Avec 52 000 emplois dans le TRM et la logistique, la région des Hauts-de-France ne fait pas de figuration dans l’économie française. L’attractivité du secteur est primordiale. « Il faut remettre les jeunes dans le métier, a insisté Olivier Arrigault, secrétaire général FNTR Nord et délégué régional TLF Hauts-de-France. Dit autrement, cela signifie former, motiver et miser sur des outils comme la préparation opérationnelle à l’emploi collective (POEC). » Si la région a été moins pénalisée en 2015 par la crise des carburants que ses voisines, elle a enduré avec violence la problématique migratoire du Calaisis. « La FNTR Pas-de-Calais a joué un rôle moteur dans la mobilisation du 5 septembre, a ajouté Olivier Arrigault. Il faut désormais gérer les suites du démantèlement de la “jungle” de Calais (ndlr : opération initiée le 24 octobre). Il faut aussi une réponse pénale forte. » En outre, les deux fédérations nordistes sont des interlocuteurs de proximité. « Le café réglementaire », organisé sur un format court (45 minutes), est un événement qui fait florès. D’autres évènements thématiques sont prévus dans les prochaines semaines notamment la réforme de la protection sociale.
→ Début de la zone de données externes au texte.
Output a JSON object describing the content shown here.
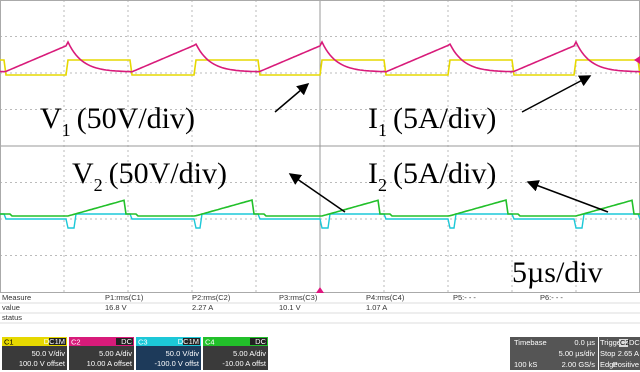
{
  "annotations": {
    "v1": {
      "main": "V",
      "sub": "1",
      "rest": "(50V/div)"
    },
    "i1": {
      "main": "I",
      "sub": "1",
      "rest": "(5A/div)"
    },
    "v2": {
      "main": "V",
      "sub": "2",
      "rest": "(50V/div)"
    },
    "i2": {
      "main": "I",
      "sub": "2",
      "rest": "(5A/div)"
    },
    "timescale": "5µs/div"
  },
  "measure": {
    "row_labels": [
      "Measure",
      "value",
      "status"
    ],
    "params": [
      {
        "name": "P1:rms(C1)",
        "value": "16.8 V"
      },
      {
        "name": "P2:rms(C2)",
        "value": "2.27 A"
      },
      {
        "name": "P3:rms(C3)",
        "value": "10.1 V"
      },
      {
        "name": "P4:rms(C4)",
        "value": "1.07 A"
      },
      {
        "name": "P5:- - -"
      },
      {
        "name": "P6:- - -"
      }
    ]
  },
  "channels": [
    {
      "name": "C1",
      "coupling": "DC1M",
      "scale": "50.0 V/div",
      "offset": "100.0 V offset"
    },
    {
      "name": "C2",
      "coupling": "DC",
      "scale": "5.00 A/div",
      "offset": "10.00 A offset"
    },
    {
      "name": "C3",
      "coupling": "DC1M",
      "scale": "50.0 V/div",
      "offset": "-100.0 V offst"
    },
    {
      "name": "C4",
      "coupling": "DC",
      "scale": "5.00 A/div",
      "offset": "-10.00 A offst"
    }
  ],
  "timebase": {
    "label": "Timebase",
    "delay": "0.0 µs",
    "scale": "5.00 µs/div",
    "samples": "100 kS",
    "rate": "2.00 GS/s"
  },
  "trigger": {
    "label": "Trigger",
    "source": "C2",
    "coupling": "DC",
    "mode": "Stop",
    "level": "2.65 A",
    "type": "Edge",
    "slope": "Positive"
  }
}
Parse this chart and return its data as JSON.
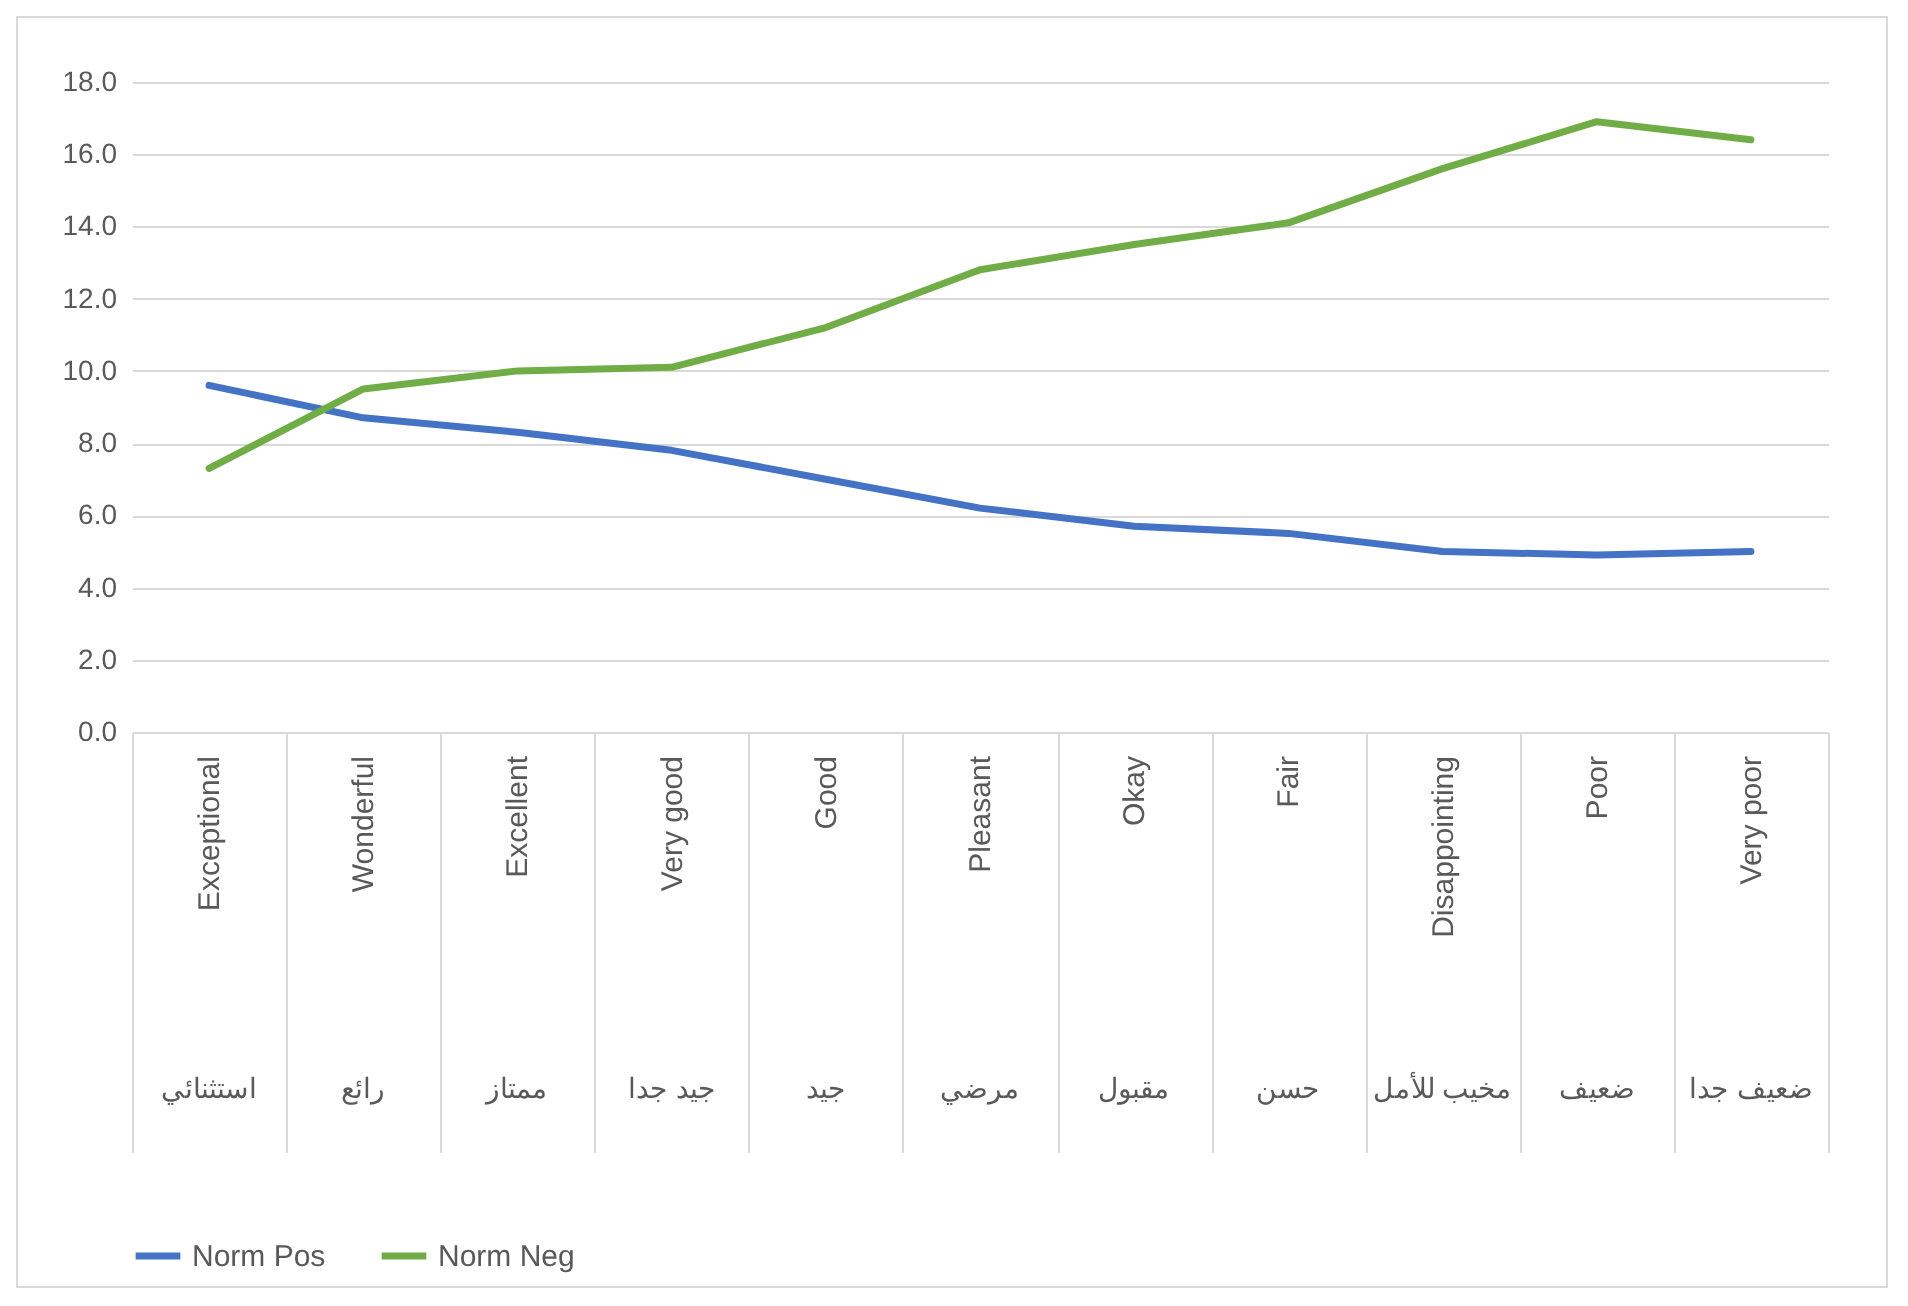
{
  "chart_data": {
    "type": "line",
    "categories": [
      "Exceptional\nاستثنائي",
      "Wonderful\nرائع",
      "Excellent\nممتاز",
      "Very good\nجيد جدا",
      "Good\nجيد",
      "Pleasant\nمرضي",
      "Okay\nمقبول",
      "Fair\nحسن",
      "Disappointing\nمخيب للأمل",
      "Poor\nضعيف",
      "Very poor\nضعيف جدا"
    ],
    "series": [
      {
        "name": "Norm Pos",
        "color": "#4472c4",
        "values": [
          9.6,
          8.7,
          8.3,
          7.8,
          7.0,
          6.2,
          5.7,
          5.5,
          5.0,
          4.9,
          5.0
        ]
      },
      {
        "name": "Norm Neg",
        "color": "#70ad47",
        "values": [
          7.3,
          9.5,
          10.0,
          10.1,
          11.2,
          12.8,
          13.5,
          14.1,
          15.6,
          16.9,
          16.4
        ]
      }
    ],
    "ylim": [
      0,
      18
    ],
    "yticks": [
      {
        "value": 0,
        "label": "0.0"
      },
      {
        "value": 2,
        "label": "2.0"
      },
      {
        "value": 4,
        "label": "4.0"
      },
      {
        "value": 6,
        "label": "6.0"
      },
      {
        "value": 8,
        "label": "8.0"
      },
      {
        "value": 10,
        "label": "10.0"
      },
      {
        "value": 12,
        "label": "12.0"
      },
      {
        "value": 14,
        "label": "14.0"
      },
      {
        "value": 16,
        "label": "16.0"
      },
      {
        "value": 18,
        "label": "18.0"
      }
    ],
    "grid": "y",
    "legend": "bottom",
    "marker": "none",
    "line_style": "solid"
  }
}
« La question du financement du Comité national routier (CNR) se posera en 2018, a exposé Yves Fargues (photo), le président de TLF. La profession doit plancher et trouver des solutions de financement. Recevoir des dons ? Prélever une taxe sur les cartes grises ? » Les transporteurs semblent condamnés à mettre la main à la poche en raison d’une baisse de la subvention versée par la DGITM, soit 1,6 M€ en 2016. Autre sujet d’inquiétude soulevé par le président de TLF, la requalification par l’URSSAF du CFA en pré-retraite d’entreprise. Le sujet a été identifié en juin 2016. « C’est inadmissible ; nous ne sommes pas optimistes face à de tels agissements de l’URSSAF, a avoué Yves Fargues. Au premier redressement réel, nous dénoncerons la méthode. On ne peut accepter d’être rançonné. »
Pour sa première prestation devant les adhérents nordistes, Florence Berthelot, déléguée générale de la FNTR, a privilégié le langage de la vérité. « Le temps de l’entreprise n’est pas le temps de la politique », a-t-elle expliqué. Tout en égrenant les deux rôles intrinsèques d’une fédération : être au plus proche des préoccupations de ses adhérents et aider les entreprises à anticiper les changements. Avant d’ajouter : « Tout ce qui sort de la fédération est un travail de crédibilité et d’expertise. » Par exemple, sur le dossier du détachement, la FNTR ne va pas empêcher l’application de la loi Macron ; elle est réservée sur son application. Le front FNTR/TLF rassemble aujourd’hui plus de 50 % des adhérents sur le dossier de la représentativité, assure-t-elle. « Dans le champ de la convention collective, tout ce qui ne sera pas signé par la FNTR et TLF ne pourra être appliqué », s’est félicité la déléguée générale.
Seule certitude, la feuille de route est bien remplie pour les prochaines semaines. Outre la préparation de son congrès à Montrouge les 16 et 17 novembre, la FNTR planche déjà sur les préconisations du secteur dans l’optique de la présidentielle et des législatives de 2017.